Reversing impaired kidney function in diabetics may be possible with the ketogenic diet. The researchers at Mount Sinai Medical School found that the ketogenic diet, a style of eating based on high-fat and low-carbohydrate intake, may be beneficial in reversing kidney function.
The researchers studied mice that were genetically predisposed to have type 1 or type 2 diabetes. The mice went on to develop diabetic kidney damage. Half of the mice were put on the ketogenic diet and the other half served as controls. After eight weeks, molecular indicators of kidney damage were reversed in the mice on the ketogenic diet, along with kidney pathology in mice with type 2 diabetes.
Researcher Charles Mobbs said, “Our study is the first to show that a dietary intervention alone is enough to reverse this serious complication of diabetes. This finding has significant implications for the tens of thousands of Americans diagnosed with diabetic kidney failure, and possibly other complications, each year.”

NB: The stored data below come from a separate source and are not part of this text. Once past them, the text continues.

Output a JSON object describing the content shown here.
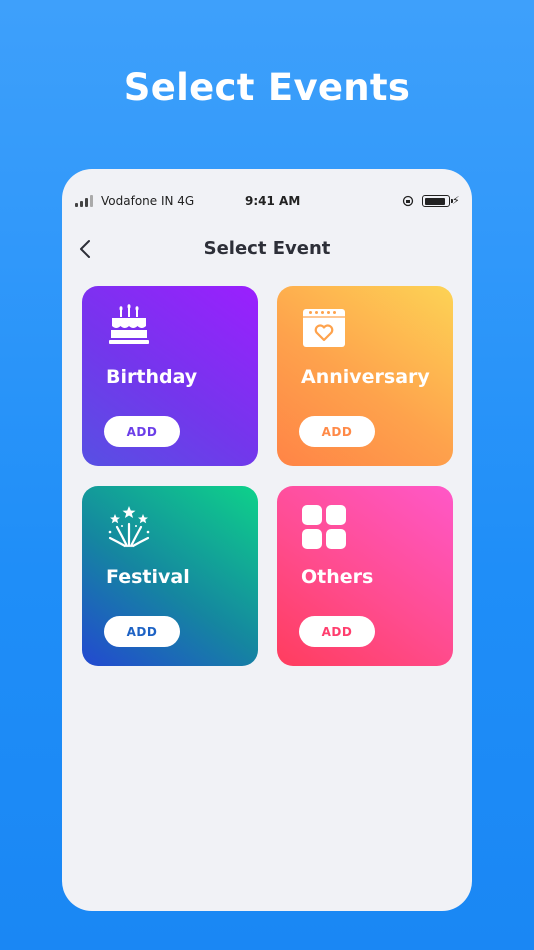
{
  "promo": {
    "title": "Select Events"
  },
  "status_bar": {
    "carrier": "Vodafone IN 4G",
    "time": "9:41 AM"
  },
  "nav": {
    "title": "Select Event",
    "back_icon": "chevron-left-icon"
  },
  "events": [
    {
      "label": "Birthday",
      "button": "ADD",
      "icon": "cake-icon",
      "accent": "#6b3ee8"
    },
    {
      "label": "Anniversary",
      "button": "ADD",
      "icon": "calendar-heart-icon",
      "accent": "#ff8a48"
    },
    {
      "label": "Festival",
      "button": "ADD",
      "icon": "fireworks-icon",
      "accent": "#1d62c4"
    },
    {
      "label": "Others",
      "button": "ADD",
      "icon": "grid-icon",
      "accent": "#ff3e6e"
    }
  ],
  "colors": {
    "background": "#2193f9",
    "phone_bg": "#f1f2f6",
    "title_text": "#2d2f38"
  }
}
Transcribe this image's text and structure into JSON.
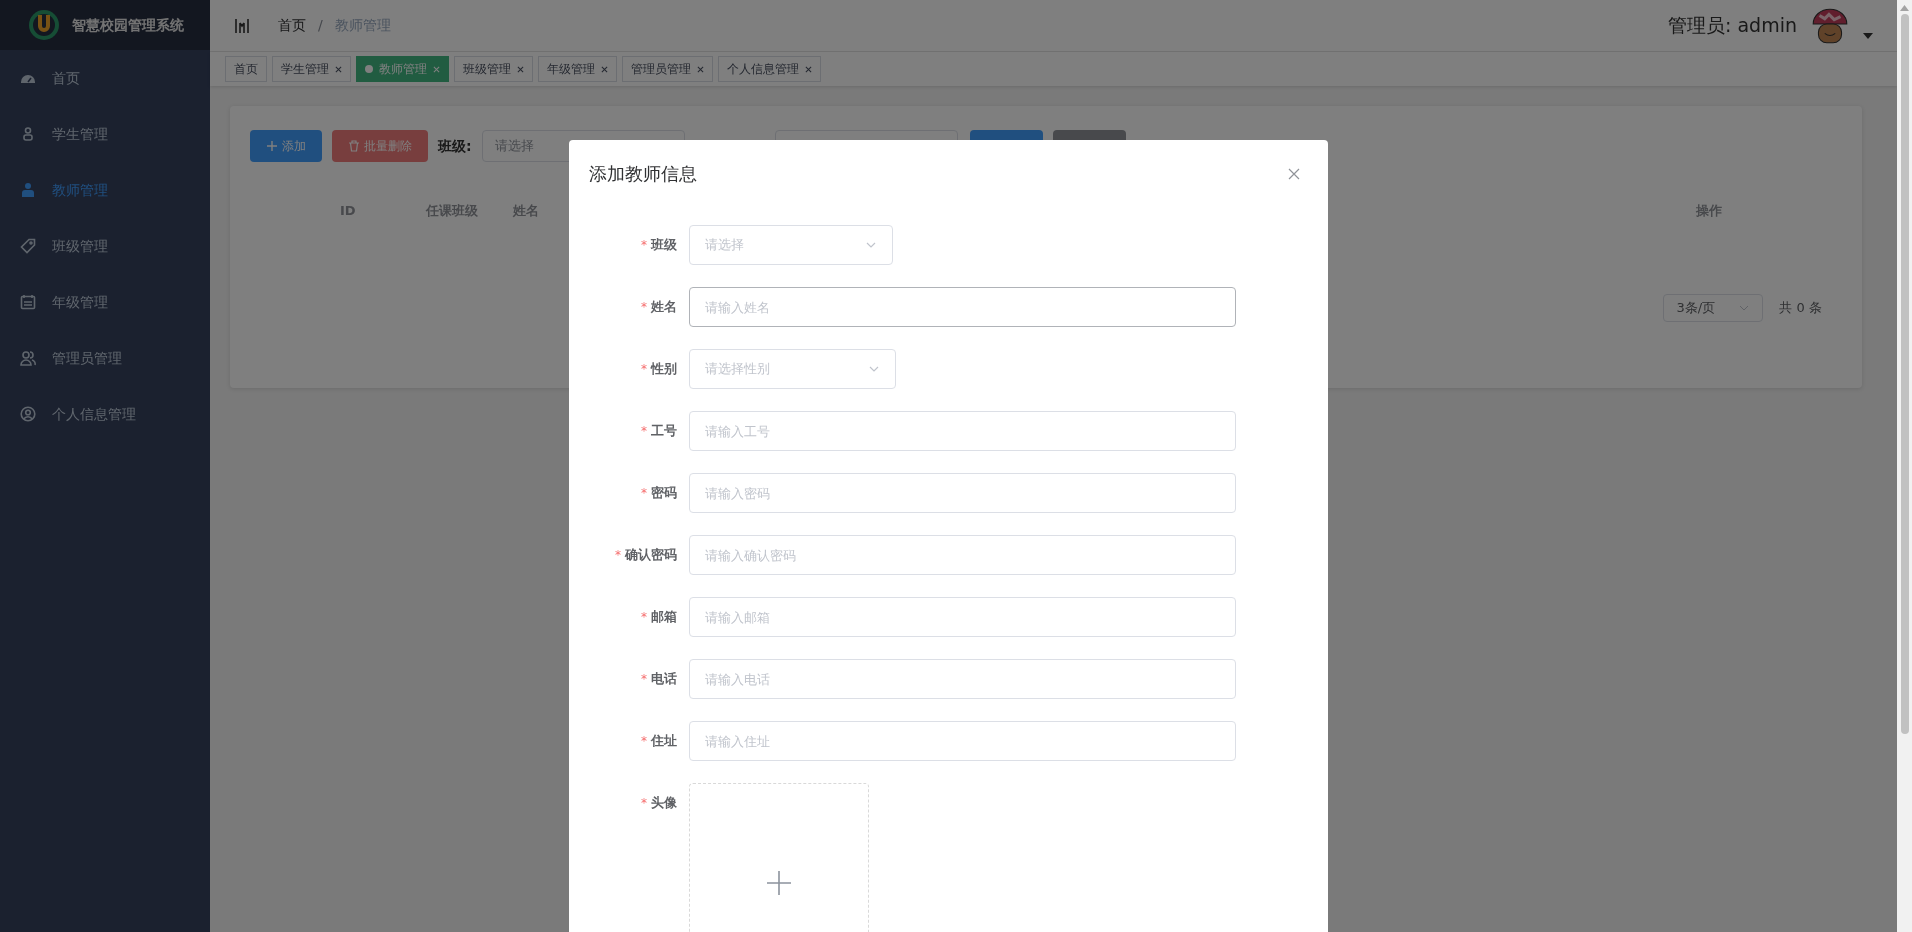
{
  "sidebar": {
    "logo_text": "智慧校园管理系统",
    "items": [
      {
        "label": "首页",
        "selected": false
      },
      {
        "label": "学生管理",
        "selected": false
      },
      {
        "label": "教师管理",
        "selected": true
      },
      {
        "label": "班级管理",
        "selected": false
      },
      {
        "label": "年级管理",
        "selected": false
      },
      {
        "label": "管理员管理",
        "selected": false
      },
      {
        "label": "个人信息管理",
        "selected": false
      }
    ]
  },
  "header": {
    "breadcrumb": [
      "首页",
      "教师管理"
    ],
    "separator": "/",
    "user_label": "管理员: admin"
  },
  "tags": [
    {
      "label": "首页",
      "closable": false,
      "selected": false
    },
    {
      "label": "学生管理",
      "closable": true,
      "selected": false
    },
    {
      "label": "教师管理",
      "closable": true,
      "selected": true
    },
    {
      "label": "班级管理",
      "closable": true,
      "selected": false
    },
    {
      "label": "年级管理",
      "closable": true,
      "selected": false
    },
    {
      "label": "管理员管理",
      "closable": true,
      "selected": false
    },
    {
      "label": "个人信息管理",
      "closable": true,
      "selected": false
    }
  ],
  "toolbar": {
    "add_button": "添加",
    "delete_button": "批量删除",
    "class_label": "班级:",
    "class_placeholder": "请选择"
  },
  "table": {
    "columns": [
      "ID",
      "任课班级",
      "姓名",
      "操作"
    ]
  },
  "pagination": {
    "page_size": "3条/页",
    "total": "共 0 条"
  },
  "dialog": {
    "title": "添加教师信息",
    "fields": [
      {
        "kind": "select",
        "mark": "*",
        "label": "班级",
        "placeholder": "请选择"
      },
      {
        "kind": "input",
        "mark": "*",
        "label": "姓名",
        "placeholder": "请输入姓名",
        "focused": true
      },
      {
        "kind": "select",
        "mark": "*",
        "label": "性别",
        "placeholder": "请选择性别"
      },
      {
        "kind": "input",
        "mark": "*",
        "label": "工号",
        "placeholder": "请输入工号"
      },
      {
        "kind": "input",
        "mark": "*",
        "label": "密码",
        "placeholder": "请输入密码"
      },
      {
        "kind": "input",
        "mark": "*",
        "label": "确认密码",
        "placeholder": "请输入确认密码"
      },
      {
        "kind": "input",
        "mark": "*",
        "label": "邮箱",
        "placeholder": "请输入邮箱"
      },
      {
        "kind": "input",
        "mark": "*",
        "label": "电话",
        "placeholder": "请输入电话"
      },
      {
        "kind": "input",
        "mark": "*",
        "label": "住址",
        "placeholder": "请输入住址"
      },
      {
        "kind": "upload",
        "mark": "*",
        "label": "头像"
      }
    ]
  }
}
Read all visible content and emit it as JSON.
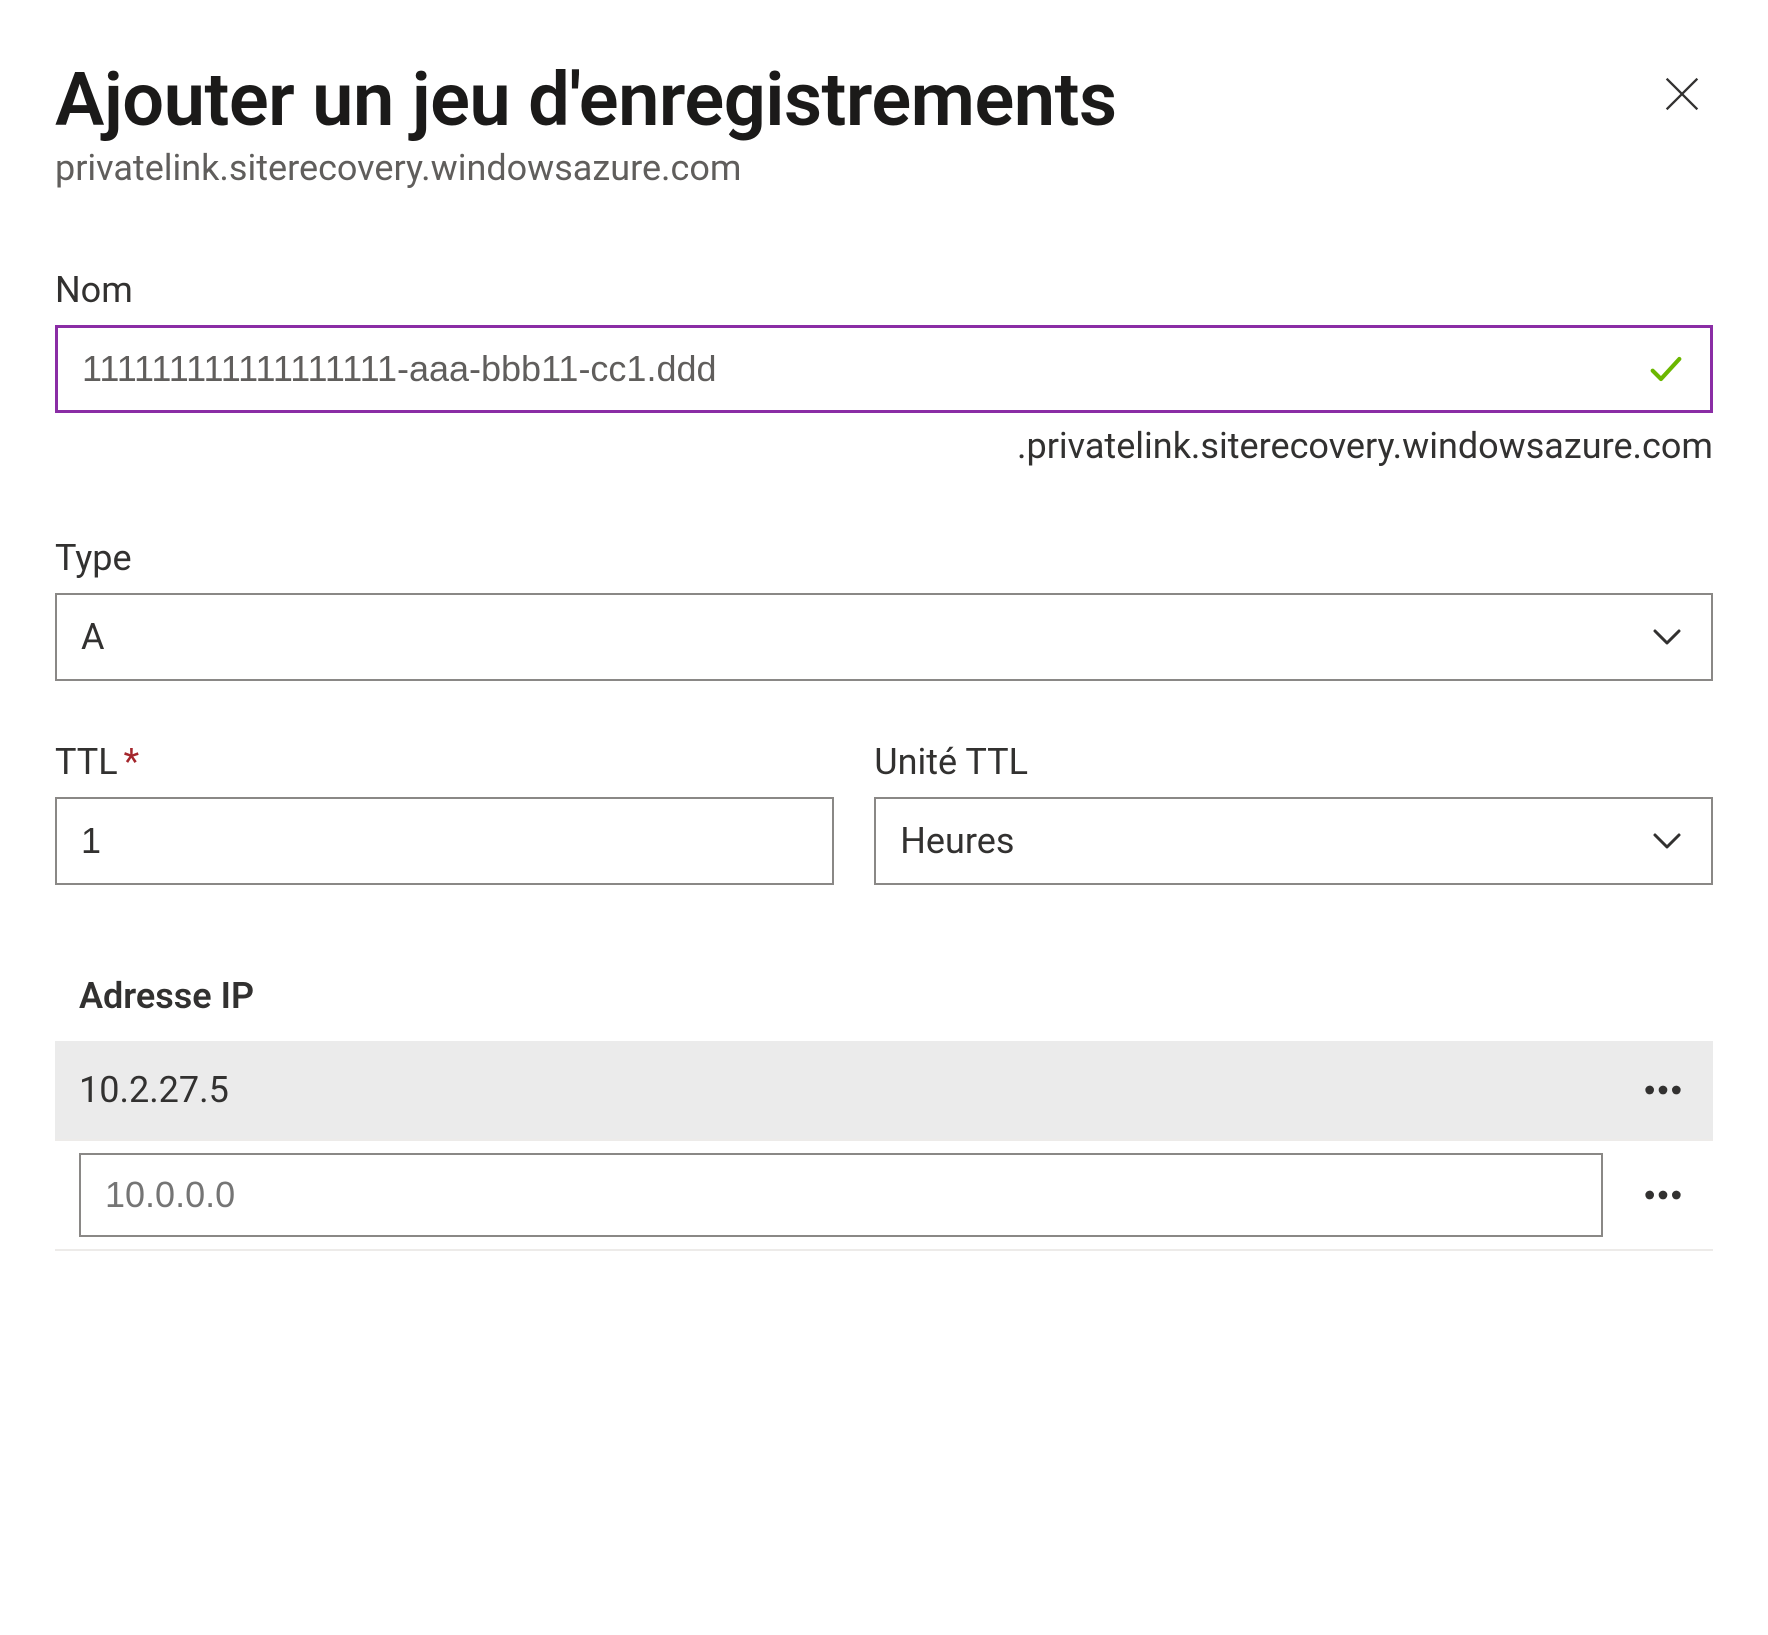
{
  "header": {
    "title": "Ajouter un jeu d'enregistrements",
    "subtitle": "privatelink.siterecovery.windowsazure.com"
  },
  "name_field": {
    "label": "Nom",
    "value": "111111111111111111-aaa-bbb11-cc1.ddd",
    "suffix": ".privatelink.siterecovery.windowsazure.com"
  },
  "type_field": {
    "label": "Type",
    "value": "A"
  },
  "ttl_field": {
    "label": "TTL",
    "value": "1"
  },
  "ttl_unit_field": {
    "label": "Unité TTL",
    "value": "Heures"
  },
  "ip_section": {
    "header": "Adresse IP",
    "rows": [
      {
        "value": "10.2.27.5"
      }
    ],
    "new_placeholder": "10.0.0.0"
  }
}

The ketogenic diet has also been found to be successful in controlling seizures in epileptic children. Many cells in the body obtain their energy from ketones, which are produced when glucose levels are low and blood fat levels are high. High glucose in diabetes has been suspected to lead to kidney damage, so the ketogenic style of eating blocks the toxic effects of glucose. Unfortunately, the diet is pretty extreme, so it is not a long-term solution for adults. Still, the researchers suggest that even a limited exposure to the diet may be enough to reset gene expression and pathological processes associated with kidney failure.
Dr. Mobbs concluded, “Knowing how the ketogenic diet reverses nephropathy will help us identify a drug target and subsequent pharmacological interventions that mimic the effect of the diet. We look forward to studying this promising development further.”
Chronic kidney disease has long been associated with diabetes, but a recent study has uncovered a novel link between the two conditions. The researchers found that when kidneys fail, the buildup of urea in the blood can lead to diabetes.
Principal investigator Dr. Vincent Poitout said, “We identified molecular mechanisms that may be responsible for increased blood glucose levels in patients with non-diabetic chronic kidney disease. Our observations in mice and in human samples show that the disease can cause secondary diabetes.”
Chronic kidney disease is the irreversible loss of kidney function, which means the kidneys can no longer filter waste and toxins in the blood. Eventually, patients must undergo dialysis or get a kidney transplant.
Type 2 diabetes has long been known as one of the causes of chronic kidney disease, but this study found that kidney disease can lead to diabetes, too.
“In patients with chronic renal failure, the kidneys are no longer able to eliminate toxins. Urea is part of this cocktail of waste that accumulates in the blood. In nephrology textbooks, urea is presented as a harmless product. This study demonstrates the opposite, that urea is directly responsible for impaired insulin secretion in chronic kidney disease,” Koppe continued.
The researchers identified a protein called phosphofruktokinase 1.
Dr. Poitout explained, “The function of this protein is altered by an increase in blood urea, which occurs in chronic kidney disease. Increased urea causes impaired insulin secretion from the pancreatic beta cells. This creates oxidative stress and excessive glycosylation of phosphofructokinase 1, which causes an imbalance of blood glucose and may progress to diabetes.”
The study highlights the importance of keeping in mind this reverse effect that kidney disease can have on the onset of diabetes.